Попадья не решилась более противоречить и только облегчила свою душу тем, что трижды гневно плюнула.

Лицемер пономарь протяжно вздохнул во всеуслышание.

— Поди-ка, Тимофей, за Софронием, — обратился ко мне отец Еремей. — Ведь вы с ним приятели, а?

При этом он поглядел на мою мать.

Мать моя не поднимала глаз и, казалось, была погружена в свое занятие.

Пономарь опять протяжно вздохнул во всеуслышание, и как в первом вздохе ясно выражалось умиление христианской добродетелью отца Еремея, так во втором ясно выразилось сокрушение моим дурным выбором.

— Он еще младенец! — пролепетал мой отец, — еще ничего не смыслит! Где ж ему еще смыслить? Он еще ничего…
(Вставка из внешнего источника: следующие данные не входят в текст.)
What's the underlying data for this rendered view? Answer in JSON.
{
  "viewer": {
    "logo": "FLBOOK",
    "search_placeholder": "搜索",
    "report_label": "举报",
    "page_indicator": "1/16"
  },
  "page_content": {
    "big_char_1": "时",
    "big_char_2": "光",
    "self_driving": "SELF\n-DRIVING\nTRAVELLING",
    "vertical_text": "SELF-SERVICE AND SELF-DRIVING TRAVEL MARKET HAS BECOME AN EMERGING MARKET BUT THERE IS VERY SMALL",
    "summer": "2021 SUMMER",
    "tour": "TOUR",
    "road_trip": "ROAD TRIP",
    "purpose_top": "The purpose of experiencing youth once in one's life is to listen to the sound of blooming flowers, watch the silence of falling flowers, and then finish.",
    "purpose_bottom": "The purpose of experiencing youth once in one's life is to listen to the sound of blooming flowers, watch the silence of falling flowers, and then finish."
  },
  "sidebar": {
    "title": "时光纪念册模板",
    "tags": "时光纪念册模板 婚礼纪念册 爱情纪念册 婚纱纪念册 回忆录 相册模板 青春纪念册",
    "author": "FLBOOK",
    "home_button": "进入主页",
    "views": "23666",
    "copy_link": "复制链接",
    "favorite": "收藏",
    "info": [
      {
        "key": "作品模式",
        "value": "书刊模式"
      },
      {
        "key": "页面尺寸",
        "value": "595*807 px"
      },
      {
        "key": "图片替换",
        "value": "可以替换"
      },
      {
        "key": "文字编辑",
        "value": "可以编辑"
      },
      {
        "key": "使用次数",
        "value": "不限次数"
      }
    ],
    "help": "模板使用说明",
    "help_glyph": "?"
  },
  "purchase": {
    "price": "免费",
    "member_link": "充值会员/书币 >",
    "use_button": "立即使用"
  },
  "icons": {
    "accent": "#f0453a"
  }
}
Отец Еремей покрыл его дребезжащее лепетанье своим густым, кротким голосом:

— Поди, Тимофей, позови сюда Софрония. Скажи: батюшка просит вас, придите пособить в работе.

Я отправился.

Читатель поймет, что я отправился не без волнения.

Волнение эго было столь сильно, что, невзирая на мое великое нетерпенье, я не имел сил бежать, а вынужден был сойти с крылечка колеблющимися стопами и приостановиться, дабы перевести дух и сколько-нибудь успокоиться.

Ночь была тихая, жаркая, темная; все в природе не то что уснуло, а как бы притаилось: чуялось, что все кругом живет, трепещет жизнью, но вместе с этим ни единого живого звука не долетало до слуха; небо было прозрачно, но какого-то мглистого цвета, и в этой мгле, как точки матового золота, светились мириады звезд.

— Тимош! — прошептал чей-то голос. — Тимош!

Я вздрогнул и обернулся в ту сторону как ужаленный.

Настя высунулась по самый пояс из освещенного окна и сделала мне знак к ней подойти.

Я как теперь вижу на этом освещенном фоне ее темную фигуру, гибкую, крепкую, стройную, трепещущую нетерпением и тревогою.

Я подошел к окну. Настя схватила меня за шею и притянула к самому своему палящему, но бледному лицу.

— Ты куда? — прошептала она. — Не ходи… не зови…

— Что ж мне сказать? Что делать? — спросил я.

Она, не выпуская меня из рук, безмолвствовала, как бы колеблясь, как бы не зная, на что решиться. Я чувствовал, как она вся горела и трепетала и как стукало ее сердце.

Окинув взглядом внутренность светлицы, я увидал, что дверь в кухню приперта и даже приставлена столиком; скроенные ткани, начатое шитье рассыпаны по полу, а Ненила, облокотясь на стол и положив голову на руки, сладко спит; раздавалось по всей светлице ее тихое, мерное сопение, несколько напоминавшее отдаленное жужжание пчелы над майской розой.